When she moved to Florida and showed up for her first day of jury duty, Maddy had no idea what she was in for. “It was my first time ever having jury duty. I’m sitting there thinking, ‘I hope this goes quick.’ And so when they asked us to come back the next day, I’m like, ‘Why do I have to come back the next day? I thought this was a one-day process?’ On the second day I came in and filled out more papers, and there were like forty of us, and then little by little, they told us ‘We’re choosing you.’ And again, I was so naive, I thought, ‘This sounds cool! How long is it gonna be?’ And they’re like no, you’re getting sequestered, and I’m like, ‘Ok, what does that mean? I don’t even know what sequestered is!’”

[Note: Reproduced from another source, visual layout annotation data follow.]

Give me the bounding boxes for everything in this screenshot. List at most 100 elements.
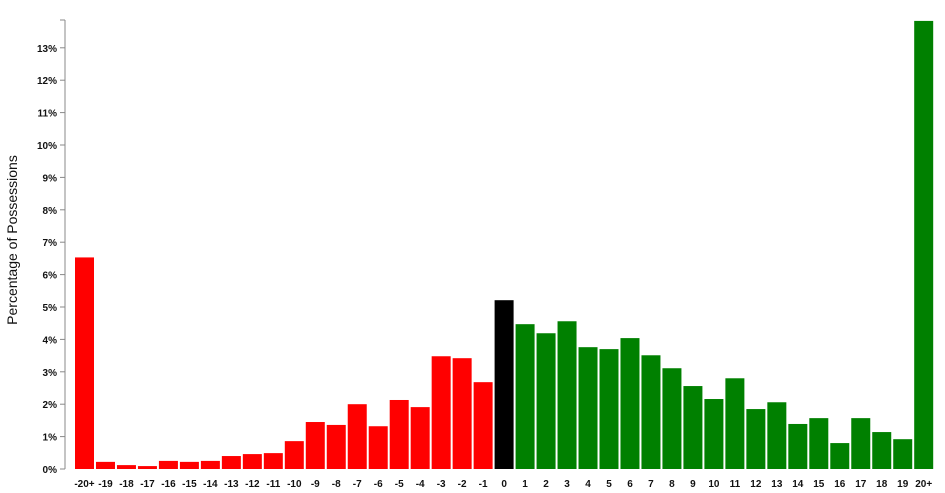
x-tick-label: 13 — [771, 479, 783, 490]
x-tick-label: -5 — [395, 479, 404, 490]
bar--9 — [305, 422, 325, 469]
x-tick-label: -7 — [353, 479, 362, 490]
x-tick-label: -12 — [245, 479, 260, 490]
x-tick-label: 5 — [606, 479, 612, 490]
x-tick-label: -16 — [161, 479, 176, 490]
bar-11 — [725, 378, 745, 469]
y-tick-label: 9% — [43, 173, 58, 184]
bar-14 — [788, 423, 808, 469]
bar-12 — [746, 409, 766, 469]
x-tick-label: -11 — [266, 479, 280, 490]
y-tick-label: 7% — [43, 238, 58, 249]
y-tick-label: 12% — [37, 76, 57, 87]
x-tick-label: 9 — [690, 479, 696, 490]
bar--16 — [158, 460, 178, 469]
x-tick-label: 15 — [813, 479, 825, 490]
y-tick-label: 10% — [37, 141, 57, 152]
bar-17 — [851, 418, 871, 469]
x-tick-label: 6 — [627, 479, 633, 490]
bar--8 — [326, 424, 346, 469]
bar--4 — [410, 407, 430, 469]
x-tick-label: -13 — [224, 479, 239, 490]
bar--7 — [347, 404, 367, 469]
x-tick-label: 3 — [564, 479, 570, 490]
bar-10 — [704, 399, 724, 469]
x-tick-label: 16 — [834, 479, 846, 490]
bar--19 — [95, 461, 115, 469]
x-tick-label: -20+ — [74, 479, 94, 490]
bar--14 — [200, 460, 220, 469]
bar-9 — [683, 386, 703, 469]
y-tick-label: 11% — [38, 109, 58, 120]
bars — [75, 20, 934, 470]
x-tick-label: -18 — [119, 479, 134, 490]
bar-19 — [893, 439, 913, 469]
y-tick-label: 1% — [43, 433, 58, 444]
x-axis: -20+ -19 -18 -17 -16 -15 -14 -13 -12 -11 -10 -9 -8 -7… — [74, 479, 932, 490]
bar--17 — [137, 466, 157, 469]
bar-2 — [536, 333, 556, 469]
x-tick-label: 1 — [522, 479, 528, 490]
x-tick-label: -2 — [458, 479, 467, 490]
x-tick-label: 2 — [543, 479, 549, 490]
bar-13 — [767, 402, 787, 469]
x-tick-label: 0 — [501, 479, 507, 490]
bar--20+ — [75, 257, 94, 469]
bar-7 — [641, 355, 661, 469]
x-tick-label: -9 — [311, 479, 320, 490]
x-tick-label: -15 — [182, 479, 197, 490]
bar-3 — [557, 321, 577, 469]
x-tick-label: 11 — [730, 479, 741, 490]
x-tick-label: -4 — [416, 479, 425, 490]
bar-6 — [620, 338, 640, 469]
x-tick-label: 8 — [669, 479, 675, 490]
bar-0 — [494, 300, 514, 469]
bar--10 — [284, 441, 304, 469]
x-tick-label: -19 — [98, 479, 113, 490]
bar--5 — [389, 399, 409, 469]
x-tick-label: 7 — [648, 479, 654, 490]
bar--11 — [263, 453, 283, 469]
y-tick-label: 13% — [37, 44, 57, 55]
bar-4 — [578, 347, 598, 469]
x-tick-label: 10 — [708, 479, 720, 490]
x-tick-label: -10 — [287, 479, 302, 490]
x-tick-label: -8 — [332, 479, 341, 490]
x-tick-label: 20+ — [915, 479, 932, 490]
x-tick-label: -3 — [437, 479, 446, 490]
x-tick-label: -14 — [203, 479, 218, 490]
bar--18 — [116, 465, 136, 469]
bar--2 — [452, 358, 472, 469]
y-tick-label: 4% — [43, 335, 58, 346]
y-axis: 0% 1% 2% 3% 4% 5% 6% 7% 8% 9% 10% 11% 12% 13% — [37, 19, 66, 476]
bar--1 — [473, 382, 493, 469]
bar--3 — [431, 356, 451, 469]
x-tick-label: 18 — [876, 479, 888, 490]
bar--6 — [368, 426, 388, 469]
x-tick-label: -17 — [140, 479, 155, 490]
y-tick-label: 6% — [43, 271, 58, 282]
x-tick-label: 19 — [897, 479, 909, 490]
bar--12 — [242, 454, 262, 469]
x-tick-label: 14 — [792, 479, 804, 490]
y-tick-label: 0% — [43, 465, 58, 476]
x-tick-label: -1 — [479, 479, 488, 490]
bar-5 — [599, 349, 619, 469]
y-tick-label: 2% — [43, 400, 58, 411]
bar--15 — [179, 461, 199, 469]
x-tick-label: 12 — [750, 479, 762, 490]
x-tick-label: 17 — [855, 479, 867, 490]
bar-1 — [515, 324, 535, 469]
bar-18 — [872, 432, 892, 469]
bar-8 — [662, 368, 682, 469]
bar-20+ — [914, 20, 934, 470]
bar-16 — [830, 443, 850, 469]
x-tick-label: -6 — [374, 479, 383, 490]
y-tick-label: 3% — [43, 368, 58, 379]
bar-15 — [809, 418, 829, 469]
y-axis-label: Percentage of Possessions — [4, 155, 20, 325]
y-tick-label: 5% — [43, 303, 58, 314]
x-tick-label: 4 — [585, 479, 591, 490]
bar--13 — [221, 456, 241, 469]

At the time, her youngest daughter was only three months old, and Maddy gets understandably emotional describing the toll that the forced separation took on her: “When my husband was allowed to come visit me for thirty minutes on Sundays, my three-month-old hardly knew me! And that’s time you can’t get back.”

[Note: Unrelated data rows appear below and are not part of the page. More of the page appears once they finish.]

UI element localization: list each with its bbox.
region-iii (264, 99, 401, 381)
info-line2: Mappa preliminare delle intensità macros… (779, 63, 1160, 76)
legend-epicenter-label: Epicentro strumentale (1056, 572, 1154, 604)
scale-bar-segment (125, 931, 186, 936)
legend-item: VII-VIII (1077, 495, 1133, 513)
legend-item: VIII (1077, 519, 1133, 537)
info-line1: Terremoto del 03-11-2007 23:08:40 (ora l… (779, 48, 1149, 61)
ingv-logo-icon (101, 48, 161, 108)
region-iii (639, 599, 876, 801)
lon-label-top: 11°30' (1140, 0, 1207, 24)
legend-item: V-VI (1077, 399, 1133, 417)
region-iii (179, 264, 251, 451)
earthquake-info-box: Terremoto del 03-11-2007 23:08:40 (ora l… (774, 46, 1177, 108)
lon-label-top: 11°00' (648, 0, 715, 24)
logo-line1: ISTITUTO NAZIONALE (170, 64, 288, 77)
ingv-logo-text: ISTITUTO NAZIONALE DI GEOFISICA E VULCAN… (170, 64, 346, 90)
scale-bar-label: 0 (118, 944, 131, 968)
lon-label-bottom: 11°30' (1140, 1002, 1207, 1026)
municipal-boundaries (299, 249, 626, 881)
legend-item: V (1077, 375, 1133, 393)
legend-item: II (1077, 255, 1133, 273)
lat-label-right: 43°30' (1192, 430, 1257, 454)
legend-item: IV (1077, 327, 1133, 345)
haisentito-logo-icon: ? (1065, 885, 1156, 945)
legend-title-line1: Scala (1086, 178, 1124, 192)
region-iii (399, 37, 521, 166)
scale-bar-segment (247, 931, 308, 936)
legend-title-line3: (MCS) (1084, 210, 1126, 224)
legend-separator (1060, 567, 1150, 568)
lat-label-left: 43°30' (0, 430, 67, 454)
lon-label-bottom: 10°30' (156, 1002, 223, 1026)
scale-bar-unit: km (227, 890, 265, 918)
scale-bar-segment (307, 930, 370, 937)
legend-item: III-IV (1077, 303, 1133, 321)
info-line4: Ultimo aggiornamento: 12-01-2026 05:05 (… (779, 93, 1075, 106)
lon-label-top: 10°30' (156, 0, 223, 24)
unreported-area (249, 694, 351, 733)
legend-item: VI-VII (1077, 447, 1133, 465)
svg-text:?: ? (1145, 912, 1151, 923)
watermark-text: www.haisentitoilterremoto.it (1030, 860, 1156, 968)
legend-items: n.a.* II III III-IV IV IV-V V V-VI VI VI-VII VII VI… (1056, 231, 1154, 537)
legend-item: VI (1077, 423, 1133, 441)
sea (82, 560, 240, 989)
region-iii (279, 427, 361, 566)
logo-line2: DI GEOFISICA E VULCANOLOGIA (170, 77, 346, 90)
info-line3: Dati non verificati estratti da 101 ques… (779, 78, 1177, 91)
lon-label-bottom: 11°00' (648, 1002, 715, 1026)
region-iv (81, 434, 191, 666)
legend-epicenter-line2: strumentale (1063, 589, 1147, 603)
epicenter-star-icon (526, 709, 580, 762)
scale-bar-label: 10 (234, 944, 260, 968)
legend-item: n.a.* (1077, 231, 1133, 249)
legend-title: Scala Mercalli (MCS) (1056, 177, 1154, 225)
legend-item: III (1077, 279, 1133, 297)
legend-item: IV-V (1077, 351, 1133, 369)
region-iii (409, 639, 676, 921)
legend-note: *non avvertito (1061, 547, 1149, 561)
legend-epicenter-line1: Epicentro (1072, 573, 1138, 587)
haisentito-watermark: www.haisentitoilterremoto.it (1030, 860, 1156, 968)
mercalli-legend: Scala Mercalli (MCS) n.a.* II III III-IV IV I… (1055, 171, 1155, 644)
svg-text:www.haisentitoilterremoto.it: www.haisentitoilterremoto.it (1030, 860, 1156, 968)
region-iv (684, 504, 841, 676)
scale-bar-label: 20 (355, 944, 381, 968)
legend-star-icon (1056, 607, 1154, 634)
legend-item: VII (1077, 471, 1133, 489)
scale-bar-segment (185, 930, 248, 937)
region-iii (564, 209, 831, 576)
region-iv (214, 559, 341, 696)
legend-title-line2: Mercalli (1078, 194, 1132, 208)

Once Maddy and her fellow jurors, along with George Zimmerman, were free to go, Maddy began to experience a new kind of pain. “When I came out of deliberations, they put us in the car, and then I saw the helicopters,” Maddy recalls. “I’m coming home, and I’m like, ‘What is going on?’ And they explained it to me, they gave me a big red folder, and in the folder there were a bunch of different news channels that wanted to speak with me, and I was like, ‘About what?’ In my mind, I’m thinking that when you go to court, it’s private, not knowing that half of the people at that trial were news people.” She continues, “When I came out, when I got home, and I started watching the TV, I started panicking. I had no idea it was more about black and white, about racism…I realized how big it was.” In the months and years after the trial, Maddy “went through it all”— “losing my home, work, friends and some family.” She was harassed, threatened, and treated “like I was a contributor to Zimmerman killing.”
“These tough words were very hard to handle,” Maddy says. “Again, I had no knowledge of how big the trial would be…we’re victims of the society that brings us into this situation. For three years of my life I had to feel like I’m carrying a child on my back.”
These days, Maddy feels as though she’s finally channeling the stress of the trial and the personal reckoning that followed into positive change. She’s studying to become a teacher and working at a kids’ after school program. “I’m just trying to protect another child from being victimized,” she explains. “I want to make a difference.”
As for George Zimmerman, Maddy “feels sad” every time she sees a new troubling headline: “It causes me to think he doesn’t value his own life, so it was easy for him to take someone else’s.”